Koltuk hastalığına yakalanıp yakalanmadıklarını çok rahat tespit edebiliyorsunuz bir şekilde.
Siyaseti ve vatandaş arasındaki uçurum açıldıkça izlediğiniz ya da okuduğunuz haberler çok da samimi gelmemeye başlar size.
Maalesef genel siyaset de yerel siyaset de aynı hastalıktan nasibini almaya başladı.
Kimi zaman adına ‘metal yorgunluk’ kimi zamansa ‘siyasi bencillik’ de diyebilirsiniz.
Siyasetçi ve vatandaşı koparan nedenler arasında uzun süre değişmeyen siyasi yapının da etkisi büyük.
Bir taraf sürekli kazanmanın diğer taraf da kaybetmenin kalıplaşmış dünyasından çıkamıyor. Kalıplaşmış siyaset vatandaşla olan bağları koparmak bir tarafa param parça ediyor.
Ve geldiğimiz noktada, Yozgat Kırıkkale, Kırşehir gibi illerde yaşayanlarla Ankara’dakiler ve şehirlerindeki siyasi temsilciler arasına beton duvarlar giriyor.

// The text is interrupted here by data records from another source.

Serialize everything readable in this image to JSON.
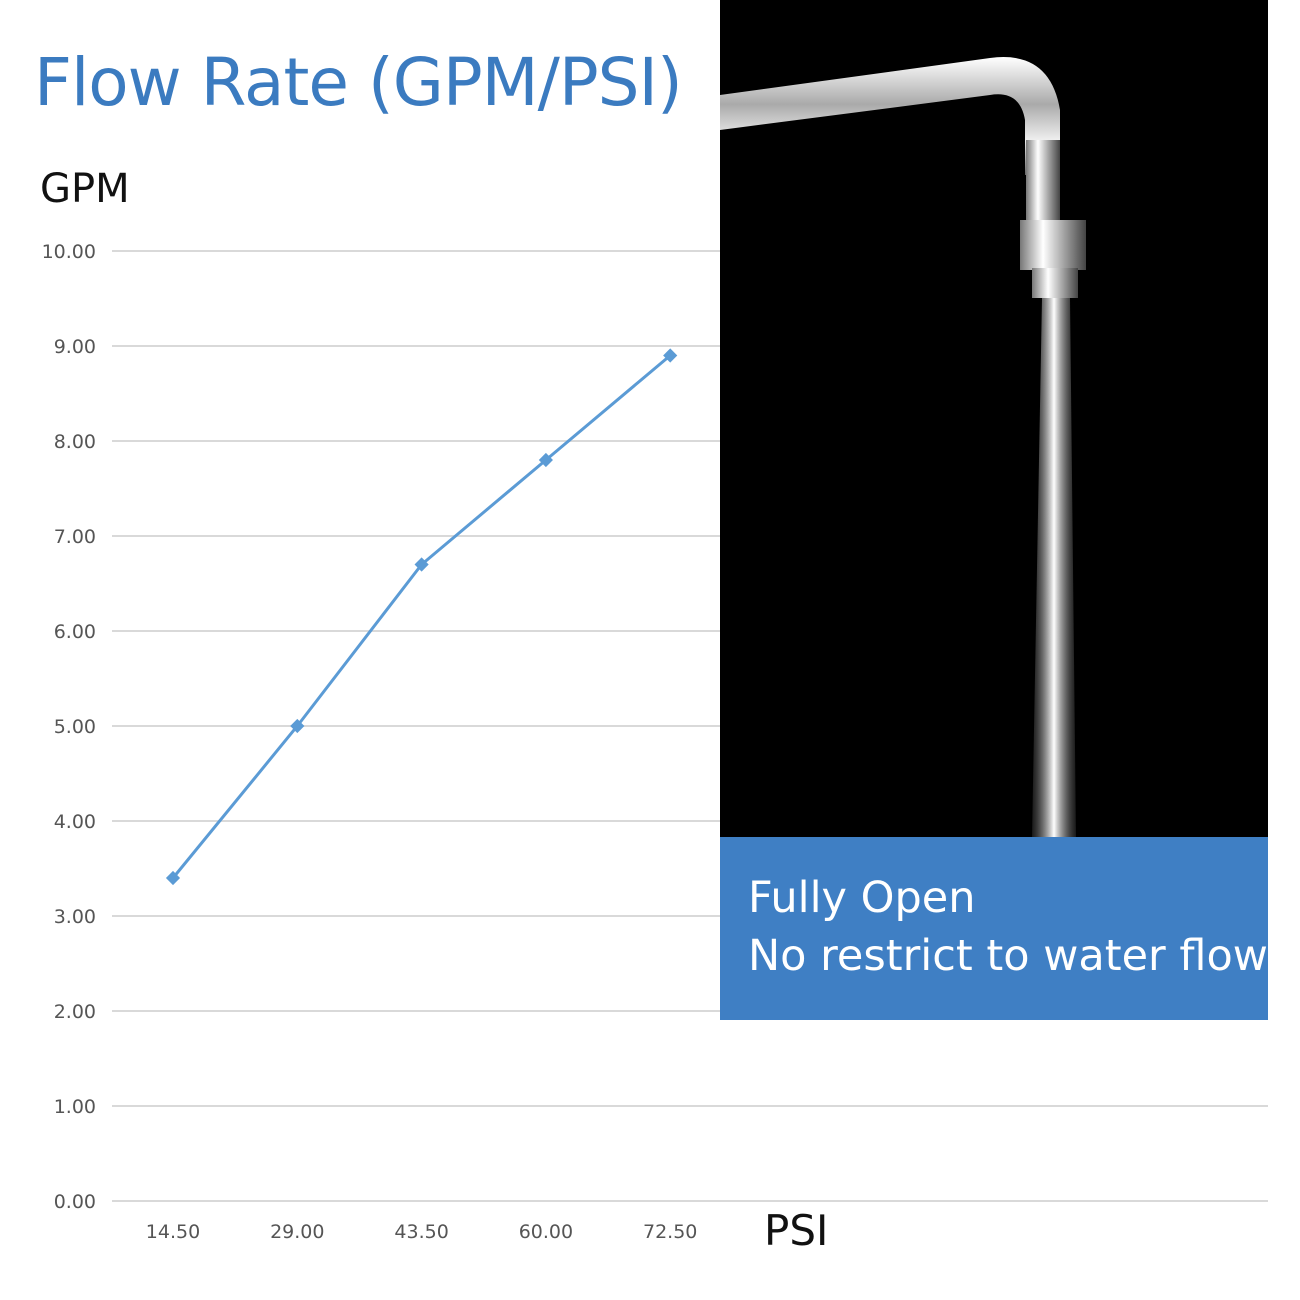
{
  "title": "Flow Rate (GPM/PSI)",
  "caption": {
    "line1": "Fully Open",
    "line2": "No restrict to water flow"
  },
  "colors": {
    "title": "#3b7bc0",
    "series": "#5b9bd5",
    "caption_bg": "#3f7fc4",
    "grid": "#d9d9d9"
  },
  "chart_data": {
    "type": "line",
    "title": "Flow Rate (GPM/PSI)",
    "xlabel": "PSI",
    "ylabel": "GPM",
    "categories": [
      "14.50",
      "29.00",
      "43.50",
      "60.00",
      "72.50"
    ],
    "values": [
      3.4,
      5.0,
      6.7,
      7.8,
      8.9
    ],
    "ylim": [
      0,
      10
    ],
    "yticks": [
      "0.00",
      "1.00",
      "2.00",
      "3.00",
      "4.00",
      "5.00",
      "6.00",
      "7.00",
      "8.00",
      "9.00",
      "10.00"
    ],
    "grid": true,
    "marker": "diamond",
    "legend": "none"
  }
}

Ne acıdır ki yaşanan kopuş, ayrılıklar bir müddet sonra siyasi cenahın yaptıklarını da yok hükmünde bırakıyor. Siyasetçi ağzı ile kuş tutsa hükmü kalmıyor, vatandaş çoktan serzeniş hastalığına yakalanmış yalnızlık buhranında kaybolmuş oluyor.
Siyasetçi adına da aslında zor bir durum.
Niyetin ve icraatın bir müddet sonra manası kalmıyor!
Farklı ortamlarda yaşadığımız diyaloglarda özellikle son dönemde siyasetçiler üzerinden yapılan eleştirilere cevap vermeye çalışıyorum. En azından yapılan hizmetlerin görülmesi hususunda bir hakkı teslim etme adına gerçekler üzerinden izahatta bulunmayı görev addediyorum.
Ne gariptir ki insanlar sadece yapılmayanı değil bilakis yapılanları da görmediği için eleştiriyor, yok hükmünde kabul ediyor.
Bana göre yaklaşan seçim öncesi siyasetçi adına en önemli sorunların başında geliyor bu durum.
Ne TV haberleri, ne gazeteler ne de sosyal medya paylaşımları bir şey ifade etmiyor. İnsanlar neye inanmak istiyorsa, ya da zamanın zihin dünyasında biriktirdiklerine daha çok inanıyor ve itibar ediyor.
Ve bu durum, olanı olmaz hale getiriyor.
Bu konu üzerine derinlemesine bir analiz yapacağız ama şimdilik bir hakikat üzerine çizik atacaksak o da siyasetçi ve vatandaş arasındaki kopukluk kayıpları artırıyor.
Siyaseti ağzıyla kuş tutsa temsil ettikleri şehirleri altın kaplama yapsa anlam ifade etmiyor.